Java String Class Tutorial

The Java String class serves as a representation of character strings. It is part of the java.lang package and offers a wide range of methods to manipulate strings. Unlike primitive data types such as int and long, Java String is an object type that represents a sequence of char values. Essentially, it can be viewed as an array of characters, functioning similarly to a Java string, enabling various operations on text-based data.

char[] chr={'W','E','L','C','O','M','E'};

How to create a Java String object?

There are two ways to create Java String object:

  1. By string literal
  2. By new keyword

String Literal

Java String literal is created by using double quotes.

String s="Java Tutorial";

By using new keyword

String str = new String("Java Tutorial");

Difference between String literal and New String object

When you use the constructor new String("Java Tutorial"), it creates a distinct and separate instance of a String object, which is unique and refers to a different memory location. It becomes an independent instance of the java.lang.String class. On the other hand, when you use the assignment String s = "Java Tutorial", the string may be taken from the string constant pool in Java heap memory if an identical string is available. This concept is known as string interning, where string literals are stored in a pool to optimize memory usage and enhance performance. In this way, string literals can be reused, making it a Java language feature.

String a = "JAVA"; String b = "JAVA"; System.out.println(a == b);

The output of the above program is 'true' .

String c = new String("JAVA"); String d = new String("JAVA"); System.out.println(c == d);

The output of the above program is 'false' .

Using string literal notation whenever possible is recommended because it improves code readability and allows the compiler to optimize the program's performance. However, when passing a null argument to a String constructor or method, it can lead to a NullPointerException being thrown, so it is crucial to handle null values appropriately.

In terms of good coding practice, it's advisable not to use the == operator to check for String equality since it compares references rather than the actual content of the strings. Instead, you should use the .equals() method, which compares the content of the strings, ensuring accurate comparison results. Following these best practices contributes to writing robust and reliable Java code.

First-Class Objects

Strings are indeed considered first-class objects. This means that strings are treated as full-fledged objects in the language, and they can be passed as arguments, returned from methods, assigned to variables, and stored in data structures just like any other object.
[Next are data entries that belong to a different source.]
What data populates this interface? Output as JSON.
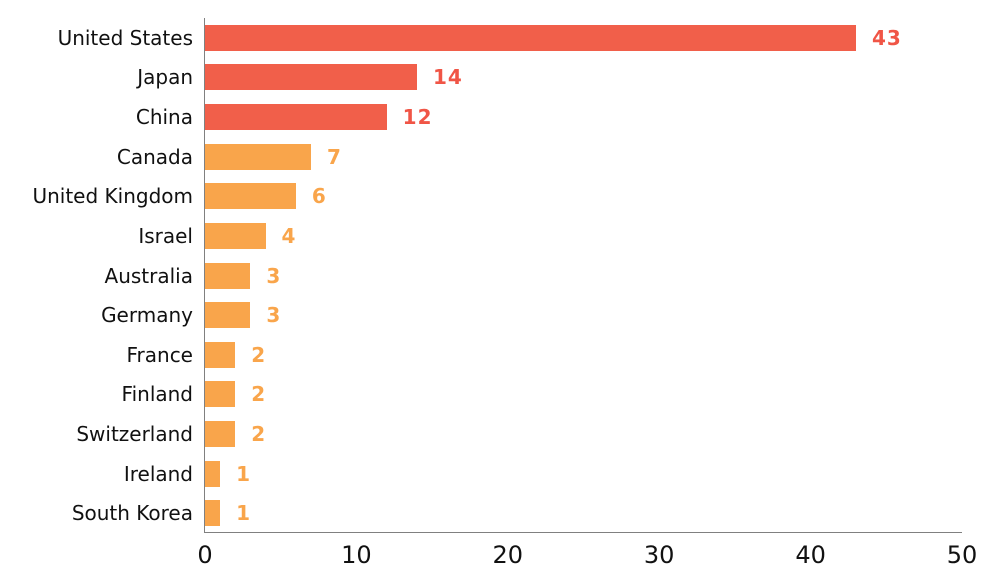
{
  "chart_data": {
    "type": "bar",
    "orientation": "horizontal",
    "title": "",
    "xlabel": "",
    "ylabel": "",
    "categories": [
      "United States",
      "Japan",
      "China",
      "Canada",
      "United Kingdom",
      "Israel",
      "Australia",
      "Germany",
      "France",
      "Finland",
      "Switzerland",
      "Ireland",
      "South Korea"
    ],
    "values": [
      43,
      14,
      12,
      7,
      6,
      4,
      3,
      3,
      2,
      2,
      2,
      1,
      1
    ],
    "bar_colors": [
      "#f15f4a",
      "#f15f4a",
      "#f15f4a",
      "#f9a54b",
      "#f9a54b",
      "#f9a54b",
      "#f9a54b",
      "#f9a54b",
      "#f9a54b",
      "#f9a54b",
      "#f9a54b",
      "#f9a54b",
      "#f9a54b"
    ],
    "value_label_colors": [
      "#f05546",
      "#f05546",
      "#f05546",
      "#f9a54b",
      "#f9a54b",
      "#f9a54b",
      "#f9a54b",
      "#f9a54b",
      "#f9a54b",
      "#f9a54b",
      "#f9a54b",
      "#f9a54b",
      "#f9a54b"
    ],
    "x_ticks": [
      "0",
      "10",
      "20",
      "30",
      "40",
      "50"
    ],
    "xlim": [
      0,
      50
    ],
    "grid": false,
    "legend": null,
    "colors": {
      "high_series": "#f15f4a",
      "low_series": "#f9a54b",
      "axis": "#808080",
      "text": "#111111",
      "background": "#ffffff"
    }
  }
}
On the other hand, in programming languages like 'C' and 'C++', strings are conventionally represented as null-terminated arrays of characters. In these languages, there is no built-in string data type like in Java. Instead, a string is essentially a sequence of characters stored in an array, terminated with a null character ('\0') to indicate the end of the string. But in Java, strings are first-class objects and it provides several advantages to the developers, they are:

  1. The manner in which you obtain strings and elements of strings is consistent across all strings and all systems.
  2. Because of the programming interface for the String classes is well-defined, Java Strings function predictably every time.
  3. The Java String class does extensive runtime checking for boundary conditions and catches errors.
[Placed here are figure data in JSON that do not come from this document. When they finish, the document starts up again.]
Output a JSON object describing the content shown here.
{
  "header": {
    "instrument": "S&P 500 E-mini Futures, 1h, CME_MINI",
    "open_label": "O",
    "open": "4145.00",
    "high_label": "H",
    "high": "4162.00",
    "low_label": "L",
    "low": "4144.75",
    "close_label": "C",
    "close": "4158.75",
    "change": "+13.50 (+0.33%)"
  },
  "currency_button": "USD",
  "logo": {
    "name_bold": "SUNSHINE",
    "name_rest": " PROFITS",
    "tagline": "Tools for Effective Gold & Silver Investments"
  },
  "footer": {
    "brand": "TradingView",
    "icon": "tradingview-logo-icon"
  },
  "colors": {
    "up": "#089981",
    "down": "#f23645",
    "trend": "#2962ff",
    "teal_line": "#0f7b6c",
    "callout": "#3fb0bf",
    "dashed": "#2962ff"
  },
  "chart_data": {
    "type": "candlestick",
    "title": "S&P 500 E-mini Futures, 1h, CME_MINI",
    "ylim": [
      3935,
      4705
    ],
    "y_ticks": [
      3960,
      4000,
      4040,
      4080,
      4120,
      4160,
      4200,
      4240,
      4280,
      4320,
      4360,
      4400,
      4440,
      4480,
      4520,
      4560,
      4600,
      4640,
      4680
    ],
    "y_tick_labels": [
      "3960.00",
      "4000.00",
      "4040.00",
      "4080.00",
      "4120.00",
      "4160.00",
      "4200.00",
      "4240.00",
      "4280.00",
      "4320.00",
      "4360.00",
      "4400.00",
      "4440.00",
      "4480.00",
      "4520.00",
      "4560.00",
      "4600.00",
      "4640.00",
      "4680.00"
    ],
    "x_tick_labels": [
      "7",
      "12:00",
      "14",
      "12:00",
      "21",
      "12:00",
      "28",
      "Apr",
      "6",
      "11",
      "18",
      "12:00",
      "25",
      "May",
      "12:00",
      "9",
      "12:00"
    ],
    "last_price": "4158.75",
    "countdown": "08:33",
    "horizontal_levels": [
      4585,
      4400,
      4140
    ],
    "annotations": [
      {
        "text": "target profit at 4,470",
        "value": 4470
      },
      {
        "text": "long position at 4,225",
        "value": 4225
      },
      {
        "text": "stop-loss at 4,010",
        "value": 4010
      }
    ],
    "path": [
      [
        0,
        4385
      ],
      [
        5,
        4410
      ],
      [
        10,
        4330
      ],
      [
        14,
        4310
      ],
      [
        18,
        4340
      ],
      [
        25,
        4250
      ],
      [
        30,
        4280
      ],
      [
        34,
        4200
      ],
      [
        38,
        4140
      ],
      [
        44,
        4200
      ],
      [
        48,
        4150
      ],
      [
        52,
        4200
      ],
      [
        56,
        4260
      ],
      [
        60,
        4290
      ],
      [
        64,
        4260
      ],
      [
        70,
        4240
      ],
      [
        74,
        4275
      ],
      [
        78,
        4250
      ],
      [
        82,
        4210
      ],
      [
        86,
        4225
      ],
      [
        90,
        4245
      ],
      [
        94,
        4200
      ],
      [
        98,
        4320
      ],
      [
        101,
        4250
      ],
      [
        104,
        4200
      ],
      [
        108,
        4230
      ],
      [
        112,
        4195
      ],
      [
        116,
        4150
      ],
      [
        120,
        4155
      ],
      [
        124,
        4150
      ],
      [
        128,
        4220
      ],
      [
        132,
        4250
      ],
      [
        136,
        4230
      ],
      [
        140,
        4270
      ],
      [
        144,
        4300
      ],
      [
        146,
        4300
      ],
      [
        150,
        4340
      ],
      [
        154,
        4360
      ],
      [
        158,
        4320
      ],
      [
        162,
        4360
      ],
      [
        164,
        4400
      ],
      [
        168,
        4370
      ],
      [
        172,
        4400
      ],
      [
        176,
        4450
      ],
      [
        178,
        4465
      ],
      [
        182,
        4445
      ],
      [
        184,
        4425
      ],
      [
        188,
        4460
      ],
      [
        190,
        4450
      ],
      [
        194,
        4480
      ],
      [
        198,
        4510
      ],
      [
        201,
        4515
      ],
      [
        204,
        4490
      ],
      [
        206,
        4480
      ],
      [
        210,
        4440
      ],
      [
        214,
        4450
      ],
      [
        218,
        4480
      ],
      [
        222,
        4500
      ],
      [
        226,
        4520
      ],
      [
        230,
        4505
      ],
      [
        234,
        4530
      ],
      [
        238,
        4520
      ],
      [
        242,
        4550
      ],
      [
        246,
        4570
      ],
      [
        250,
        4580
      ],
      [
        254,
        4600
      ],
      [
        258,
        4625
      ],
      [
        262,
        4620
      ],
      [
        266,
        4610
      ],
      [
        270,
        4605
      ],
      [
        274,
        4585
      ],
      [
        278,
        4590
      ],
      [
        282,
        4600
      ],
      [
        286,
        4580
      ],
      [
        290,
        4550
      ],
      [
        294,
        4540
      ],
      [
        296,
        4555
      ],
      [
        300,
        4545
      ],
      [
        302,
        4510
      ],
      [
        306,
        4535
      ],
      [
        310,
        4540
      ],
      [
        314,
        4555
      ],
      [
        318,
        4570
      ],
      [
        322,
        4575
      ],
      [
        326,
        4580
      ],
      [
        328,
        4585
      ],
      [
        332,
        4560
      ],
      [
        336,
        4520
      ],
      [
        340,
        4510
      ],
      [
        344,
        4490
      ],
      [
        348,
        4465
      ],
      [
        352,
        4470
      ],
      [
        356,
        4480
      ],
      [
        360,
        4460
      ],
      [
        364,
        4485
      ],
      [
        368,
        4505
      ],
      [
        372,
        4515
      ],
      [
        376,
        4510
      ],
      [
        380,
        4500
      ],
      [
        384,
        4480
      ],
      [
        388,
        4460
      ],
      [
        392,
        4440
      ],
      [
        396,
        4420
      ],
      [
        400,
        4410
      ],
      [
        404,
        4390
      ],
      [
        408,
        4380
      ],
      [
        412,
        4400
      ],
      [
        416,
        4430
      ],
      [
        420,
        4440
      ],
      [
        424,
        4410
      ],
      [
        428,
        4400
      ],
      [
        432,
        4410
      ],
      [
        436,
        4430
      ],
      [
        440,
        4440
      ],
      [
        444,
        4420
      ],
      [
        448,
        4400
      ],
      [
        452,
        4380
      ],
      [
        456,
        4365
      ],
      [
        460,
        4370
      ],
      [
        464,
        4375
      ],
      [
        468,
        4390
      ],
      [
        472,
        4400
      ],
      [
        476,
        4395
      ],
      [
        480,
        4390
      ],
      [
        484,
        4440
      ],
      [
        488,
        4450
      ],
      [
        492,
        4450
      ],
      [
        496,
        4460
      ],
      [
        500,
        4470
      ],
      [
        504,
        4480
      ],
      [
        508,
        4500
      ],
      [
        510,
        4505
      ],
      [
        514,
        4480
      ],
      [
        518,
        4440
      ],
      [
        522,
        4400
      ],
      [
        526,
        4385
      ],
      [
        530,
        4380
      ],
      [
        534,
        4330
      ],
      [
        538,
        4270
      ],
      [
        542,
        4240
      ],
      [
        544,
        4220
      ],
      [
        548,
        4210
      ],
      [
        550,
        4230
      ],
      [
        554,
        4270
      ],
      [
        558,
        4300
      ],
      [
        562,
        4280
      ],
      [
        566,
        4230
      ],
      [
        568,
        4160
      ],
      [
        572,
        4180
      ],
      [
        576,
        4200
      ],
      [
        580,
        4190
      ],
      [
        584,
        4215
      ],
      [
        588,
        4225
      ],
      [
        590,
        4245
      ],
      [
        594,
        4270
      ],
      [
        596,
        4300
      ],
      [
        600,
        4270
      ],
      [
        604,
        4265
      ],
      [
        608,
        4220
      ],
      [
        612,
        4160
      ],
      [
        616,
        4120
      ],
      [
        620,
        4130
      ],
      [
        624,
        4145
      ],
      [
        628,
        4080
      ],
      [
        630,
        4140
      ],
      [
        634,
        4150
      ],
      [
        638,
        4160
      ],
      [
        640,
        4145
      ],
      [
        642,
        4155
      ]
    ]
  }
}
Strings in Java are immutable, meaning once a string object is created, its state cannot be changed. When you perform operations on a string, you are creating new string objects rather than modifying the original one. This immutability ensures that strings maintain their values throughout their lifetime, making them thread-safe and suitable for use in multi-threaded environments. Since no thread can modify the content of a string, there is no risk of data corruption or inconsistencies in concurrent scenarios, contributing to a more reliable and stable application.

Escape Characters

Strings literals in Java accepts a set of escape characters which are translated into special characters in the created String. They are:

\\ Translated into a single \ character \t Translated into a single tab character \r Translated into a single carriage return character \n Translated into a single new line character
String path = "D:\\Java\\JavaProjects";

Innstead of '\' use '\\'

String str = "\tJava Tutorial\r\n";

The above String starts with a tab character and ends with a carriage return and a new line character.

String is immutable or final

Because String is immutable or final , there are several advantage in programming.
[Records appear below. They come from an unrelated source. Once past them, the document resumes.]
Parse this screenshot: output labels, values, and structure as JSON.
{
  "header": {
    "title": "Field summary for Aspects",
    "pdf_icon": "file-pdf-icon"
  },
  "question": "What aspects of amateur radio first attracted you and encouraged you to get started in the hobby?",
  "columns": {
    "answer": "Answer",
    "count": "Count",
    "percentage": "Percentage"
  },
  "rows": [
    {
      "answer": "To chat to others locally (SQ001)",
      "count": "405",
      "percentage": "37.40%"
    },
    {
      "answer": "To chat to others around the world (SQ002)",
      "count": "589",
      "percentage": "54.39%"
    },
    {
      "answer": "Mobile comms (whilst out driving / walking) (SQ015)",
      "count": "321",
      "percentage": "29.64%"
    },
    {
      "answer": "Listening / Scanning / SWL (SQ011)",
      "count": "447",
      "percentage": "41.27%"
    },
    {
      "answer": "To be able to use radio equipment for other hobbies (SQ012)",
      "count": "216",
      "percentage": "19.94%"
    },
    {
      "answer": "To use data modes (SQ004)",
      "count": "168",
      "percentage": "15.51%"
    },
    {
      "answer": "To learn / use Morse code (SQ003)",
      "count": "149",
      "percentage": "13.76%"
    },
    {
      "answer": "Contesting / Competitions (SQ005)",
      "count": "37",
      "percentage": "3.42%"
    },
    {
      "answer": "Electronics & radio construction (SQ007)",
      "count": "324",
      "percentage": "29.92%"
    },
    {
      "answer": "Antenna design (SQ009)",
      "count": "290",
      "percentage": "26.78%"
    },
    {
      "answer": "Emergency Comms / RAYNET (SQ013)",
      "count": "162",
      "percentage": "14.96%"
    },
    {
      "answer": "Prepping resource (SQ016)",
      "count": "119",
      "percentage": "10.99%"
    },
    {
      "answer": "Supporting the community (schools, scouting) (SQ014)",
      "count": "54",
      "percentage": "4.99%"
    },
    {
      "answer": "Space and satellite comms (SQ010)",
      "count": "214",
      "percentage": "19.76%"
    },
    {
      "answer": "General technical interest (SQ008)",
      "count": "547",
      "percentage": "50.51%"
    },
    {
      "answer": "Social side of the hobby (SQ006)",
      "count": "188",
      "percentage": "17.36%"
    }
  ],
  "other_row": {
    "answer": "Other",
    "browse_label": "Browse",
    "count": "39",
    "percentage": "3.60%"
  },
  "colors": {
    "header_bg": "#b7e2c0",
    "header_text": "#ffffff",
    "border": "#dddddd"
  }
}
  1. String is safe to use in multi-threading programming and developers don't need any synchronization.
  2. Because of String immutability, string pool is possible.
  3. Strings are used in java classloader and immutability provides security that correct class is getting loaded by Classloader.


While Java treats strings as first-class objects with built-in string handling capabilities, 'C' and 'C++' use null-terminated character arrays to represent strings, without a dedicated string data type.